Biomarkers are molecular substances in the body that can be used to indicate health or disease. These biomarkers can be found in tissue, blood, urine and other body fluids. Prostate and ovarian cancers are two examples of how the use of biomarkers can lead to individualized diagnosis and treatment.
A third example is lung cancer. The Biomarker Discovery Program has developed a new test for patients who present with more than one lung tumor. The test can identify biomarkers to determine whether their molecular origin are two separate tumors or related malignancies, which is critical when choosing appropriate treatment.
In the U.S. and worldwide, lung cancer causes more deaths than any other type of cancer.
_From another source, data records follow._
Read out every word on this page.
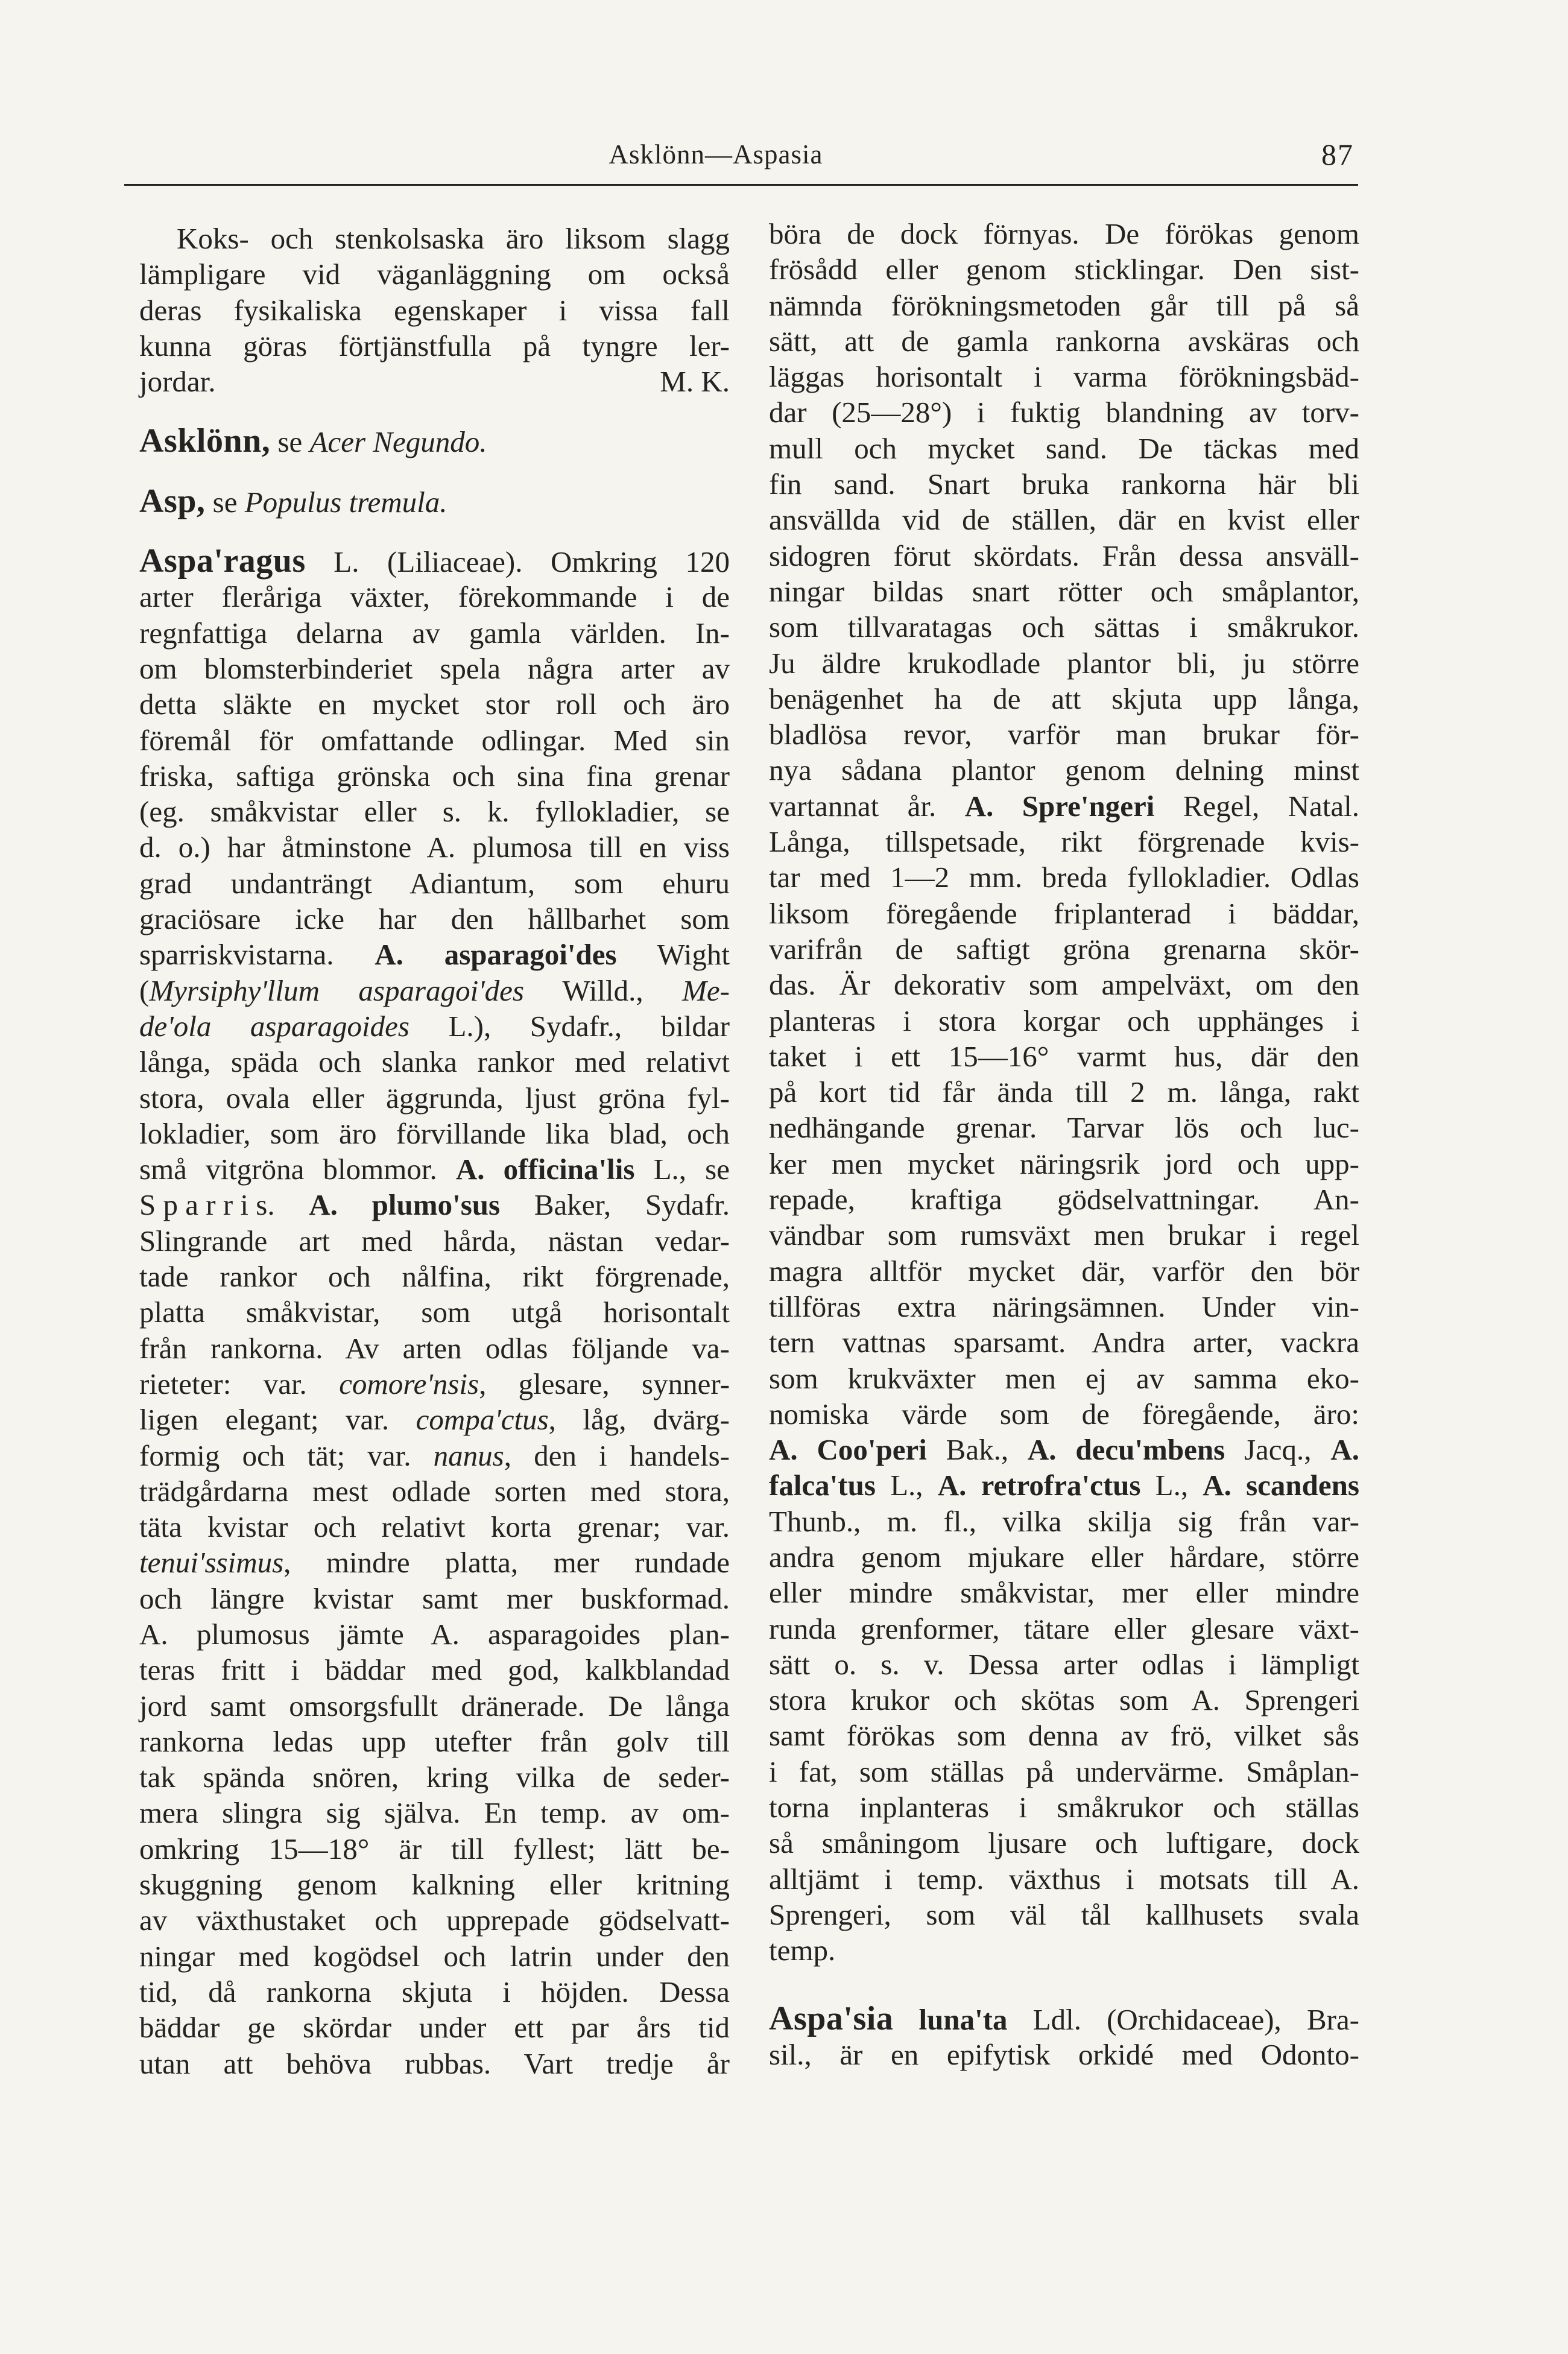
Asklönn—Aspasia	87
Koks- och stenkolsaska äro liksom slagg
lämpligare vid väganläggning om också
deras fysikaliska egenskaper i vissa fall
kunna göras förtjänstfulla på tyngre ler-
jordar.	M. K.
Asklönn, se Acer Negundo.
Asp, se Populus tremula.
Aspa'ragus L. (Liliaceae). Omkring 120
arter fleråriga växter, förekommande i de
regnfattiga delarna av gamla världen. In-
om blomsterbinderiet spela några arter av
detta släkte en mycket stor roll och äro
föremål för omfattande odlingar. Med sin
friska, saftiga grönska och sina fina grenar
(eg. småkvistar eller s. k. fyllokladier, se
d. o.) har åtminstone A. plumosa till en viss
grad undanträngt Adiantum, som ehuru
graciösare icke har den hållbarhet som
sparriskvistarna. A. asparagoi'des Wight
(Myrsiphy'llum asparagoi'des Willd., Me-
de'ola asparagoides L.), Sydafr., bildar
långa, späda och slanka rankor med relativt
stora, ovala eller äggrunda, ljust gröna fyl-
lokladier, som äro förvillande lika blad, och
små vitgröna blommor. A. officina'lis L., se
S p a r r i s. A. plumo'sus Baker, Sydafr.
Slingrande art med hårda, nästan vedar-
tade rankor och nålfina, rikt förgrenade,
platta småkvistar, som utgå horisontalt
från rankorna. Av arten odlas följande va-
rieteter: var. comore'nsis, glesare, synner-
ligen elegant; var. compa'ctus, låg, dvärg-
formig och tät; var. nanus, den i handels-
trädgårdarna mest odlade sorten med stora,
täta kvistar och relativt korta grenar; var.
tenui'ssimus, mindre platta, mer rundade
och längre kvistar samt mer buskformad.
A. plumosus jämte A. asparagoides plan-
teras fritt i bäddar med god, kalkblandad
jord samt omsorgsfullt dränerade. De långa
rankorna ledas upp utefter från golv till
tak spända snören, kring vilka de seder-
mera slingra sig själva. En temp. av om-
omkring 15—18° är till fyllest; lätt be-
skuggning genom kalkning eller kritning
av växthustaket och upprepade gödselvatt-
ningar med kogödsel och latrin under den
tid, då rankorna skjuta i höjden. Dessa
bäddar ge skördar under ett par års tid
utan att behöva rubbas. Vart tredje år
böra de dock förnyas. De förökas genom
frösådd eller genom sticklingar. Den sist-
nämnda förökningsmetoden går till på så
sätt, att de gamla rankorna avskäras och
läggas horisontalt i varma förökningsbäd-
dar (25—28°) i fuktig blandning av torv-
mull och mycket sand. De täckas med
fin sand. Snart bruka rankorna här bli
ansvällda vid de ställen, där en kvist eller
sidogren förut skördats. Från dessa ansväll-
ningar bildas snart rötter och småplantor,
som tillvaratagas och sättas i småkrukor.
Ju äldre krukodlade plantor bli, ju större
benägenhet ha de att skjuta upp långa,
bladlösa revor, varför man brukar för-
nya sådana plantor genom delning minst
vartannat år. A. Spre'ngeri Regel, Natal.
Långa, tillspetsade, rikt förgrenade kvis-
tar med 1—2 mm. breda fyllokladier. Odlas
liksom föregående friplanterad i bäddar,
varifrån de saftigt gröna grenarna skör-
das. Är dekorativ som ampelväxt, om den
planteras i stora korgar och upphänges i
taket i ett 15—16° varmt hus, där den
på kort tid får ända till 2 m. långa, rakt
nedhängande grenar. Tarvar lös och luc-
ker men mycket näringsrik jord och upp-
repade, kraftiga gödselvattningar. An-
vändbar som rumsväxt men brukar i regel
magra alltför mycket där, varför den bör
tillföras extra näringsämnen. Under vin-
tern vattnas sparsamt. Andra arter, vackra
som krukväxter men ej av samma eko-
nomiska värde som de föregående, äro:
A. Coo'peri Bak., A. decu'mbens Jacq., A.
falca'tus L., A. retrofra'ctus L., A. scandens
Thunb., m. fl., vilka skilja sig från var-
andra genom mjukare eller hårdare, större
eller mindre småkvistar, mer eller mindre
runda grenformer, tätare eller glesare växt-
sätt o. s. v. Dessa arter odlas i lämpligt
stora krukor och skötas som A. Sprengeri
samt förökas som denna av frö, vilket sås
i fat, som ställas på undervärme. Småplan-
torna inplanteras i småkrukor och ställas
så småningom ljusare och luftigare, dock
alltjämt i temp. växthus i motsats till A.
Sprengeri, som väl tål kallhusets svala
temp.
Aspa'sia luna'ta Ldl. (Orchidaceae), Bra-
sil., är en epifytisk orkidé med Odonto-
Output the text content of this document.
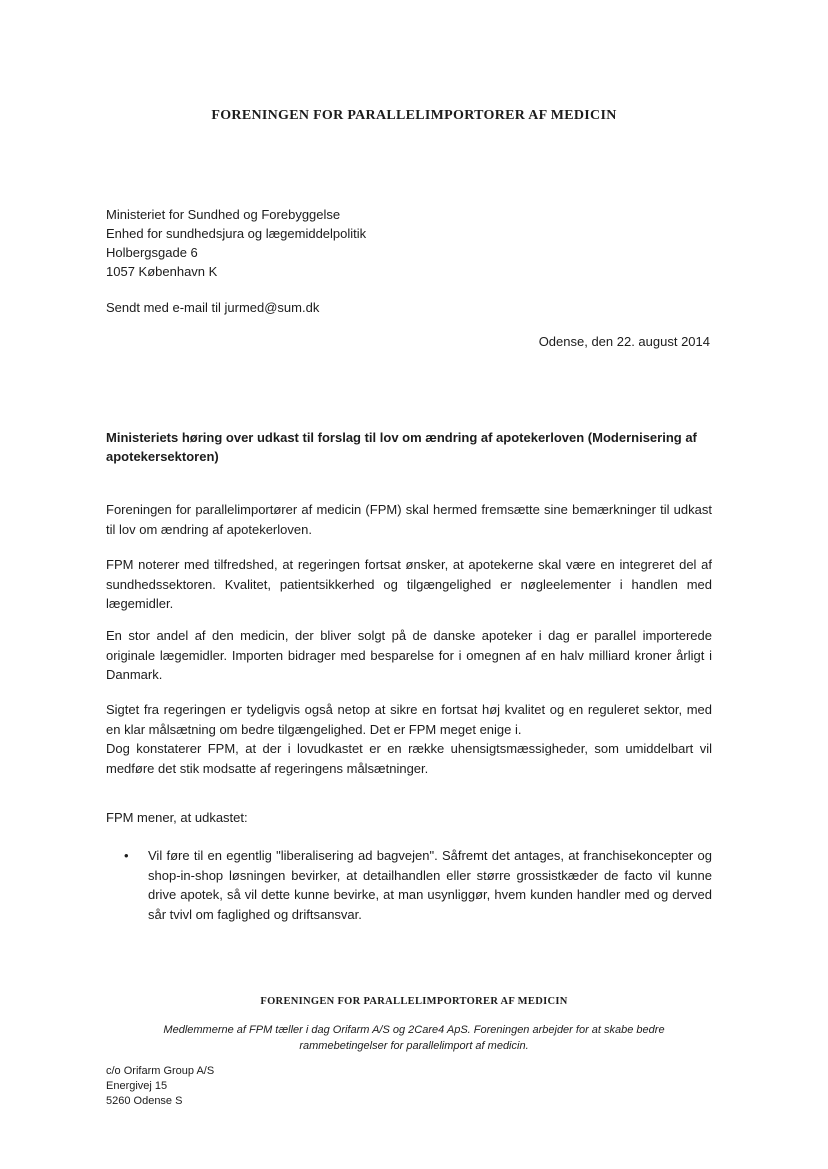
FORENINGEN FOR PARALLELIMPORTORER AF MEDICIN
Ministeriet for Sundhed og Forebyggelse
Enhed for sundhedsjura og lægemiddelpolitik
Holbergsgade 6
1057 København K
Sendt med e-mail til jurmed@sum.dk
Odense, den 22. august 2014
Ministeriets høring over udkast til forslag til lov om ændring af apotekerloven (Modernisering af apotekersektoren)
Foreningen for parallelimportører af medicin (FPM) skal hermed fremsætte sine bemærkninger til udkast til lov om ændring af apotekerloven.
FPM noterer med tilfredshed, at regeringen fortsat ønsker, at apotekerne skal være en integreret del af sundhedssektoren. Kvalitet, patientsikkerhed og tilgængelighed er nøgleelementer i handlen med lægemidler.
En stor andel af den medicin, der bliver solgt på de danske apoteker i dag er parallel importerede originale lægemidler. Importen bidrager med besparelse for i omegnen af en halv milliard kroner årligt i Danmark.
Sigtet fra regeringen er tydeligvis også netop at sikre en fortsat høj kvalitet og en reguleret sektor, med en klar målsætning om bedre tilgængelighed. Det er FPM meget enige i.
Dog konstaterer FPM, at der i lovudkastet er en række uhensigtsmæssigheder, som umiddelbart vil medføre det stik modsatte af regeringens målsætninger.
FPM mener, at udkastet:
• Vil føre til en egentlig "liberalisering ad bagvejen". Såfremt det antages, at franchisekoncepter og shop-in-shop løsningen bevirker, at detailhandlen eller større grossistkæder de facto vil kunne drive apotek, så vil dette kunne bevirke, at man usynliggør, hvem kunden handler med og derved sår tvivl om faglighed og driftsansvar.
FORENINGEN FOR PARALLELIMPORTORER AF MEDICIN
Medlemmerne af FPM tæller i dag Orifarm A/S og 2Care4 ApS. Foreningen arbejder for at skabe bedre
rammebetingelser for parallelimport af medicin.
c/o Orifarm Group A/S
Energivej 15
5260 Odense S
Lung cancer is not usually a single tumor type but rather is composed of a number of different subtypes, each with its challenges in diagnosis, predicting behavior, and response to treatment.
“We want to be able to look at the cancer cells of this patient and help the physicians make a more informed decision, how they should treat the patient, if they should treat the patient or how aggressively they should treat them,” says George Vasmatzis, Ph.D., co-director of Mayo Clinic’s Biomarker Discovery Program.
The lung cancer study by Mayo Clinic researchers was recently published in the Journal of Clinical Oncology and addresses the question of whether multiple lesions in lung cancer patients represent true metastasis or independent primary lesions. The distinction is a difficult clinical problem with significant implications.
Using next-generation DNA sequencing, researchers developed a chromosomal rearrangement–based test to differentiate multiple primary tumors from metastasis. This critical distinction typically represents the difference between aggressive local therapy for patients deemed to have independent primary tumors versus less aggressive, or even palliative systemic, therapy for patients thought to have metastatic disease — diagnosed when the tumor cells are interrelated, developed from a common lineage, and spread secondary malignant growths beyond the primary tumor.
Current methods for determining independent primary tumors from metastasis are largely based on provider-specific clinical and/or pathologic assumptions. There are presently no ancillary tests that allow this distinction to be made with any reasonable clinical accuracy.
“Pathology review is the current gold standard,” says Stephen Murphy, Ph.D., a research scientist in the Mayo Clinic Center for Individualized Medicine, and co-first author on the paper. “When a patient presents with distal pulmonary nodules, biopsies from each nodule are reviewed by pathologists who assess relatedness through the presence or absence of common histological features. However, pathologists often disagree with contrasting calls in maybe twenty percent of cases.”
For this study, tumor specimens from patients with known independent primary tumors and metastatic lesions were used for lineage test development, which was then applied to multifocal lung tumors. Laser capture microdissection (LCM) was performed separately for each tumor.
“However, in the final test version, most tumors will have high enough tumor volumes to perform the test directly on bulk extracted tissues without LCM.” says Dr. Murphy.
Eliminating LCM from the final version will make the test less costly and more user-friendly for clinicians.
Genomic DNA was amplified directly from captured cells using methodology developed in the research group, and next-generation sequencing was performed using the Illumina Mate Pair protocol. A total of 41 tumor samples were sequenced, with a range of three to 276 breakpoints per tumor identified.
“Genomic rearrangements are common in lung tumors, and breakpoints are the fusion junctions where chromosomes have shuffled, forming new chromosomal structures,” says Dr. Murphy.
Lung tumors predicted to be independent primary tumors based on different histologic subtypes did not share any somatic genomic rearrangements. In patients with paired primary lung tumors and distant metastases, shared rearrangements were identified in all tumor pairs, emphasizing the tumor specificity of identified breakpoints.
Cases were reviewed independently by two pulmonary pathologists. Concordance between histology and genomic data occurred in the majority of samples. Discrepant tumor samples were resolved by genome sequencing.
Remarkably, the study found that samples, clearly classified as either independent primary tumors or metastases, based on clinical and histologic parameters, can be accurately separated into independent primary tumors and metastases based on genomic data. Most significantly, none of the detected breakpoints were shared between tumors from different patients.
“These breakpoints really are very unique to each tumor,” says Dr. Murphy. “We’ve now sequenced more than 1,500 tumor samples, and we’ve never seen an identical breakpoint in non-related tumors.”
Dr. Murphy and the Mayo Biomarker Discovery research team already foresee wider applications for this test once it’s refined.
“Squamous cell carcinomas frequently manifest concurrently in the head, neck, and lungs of the same patient and are generally indistinguishable using traditional histopathology,” he says. “Additionally, with non-synchronous tumors, this test will aid in determining whether a re-emerging tumor is a metastatic recurrence or a new independent primary. Basically, this test will aid clinicians in defining independence or metastatic disease with any tumor pair.”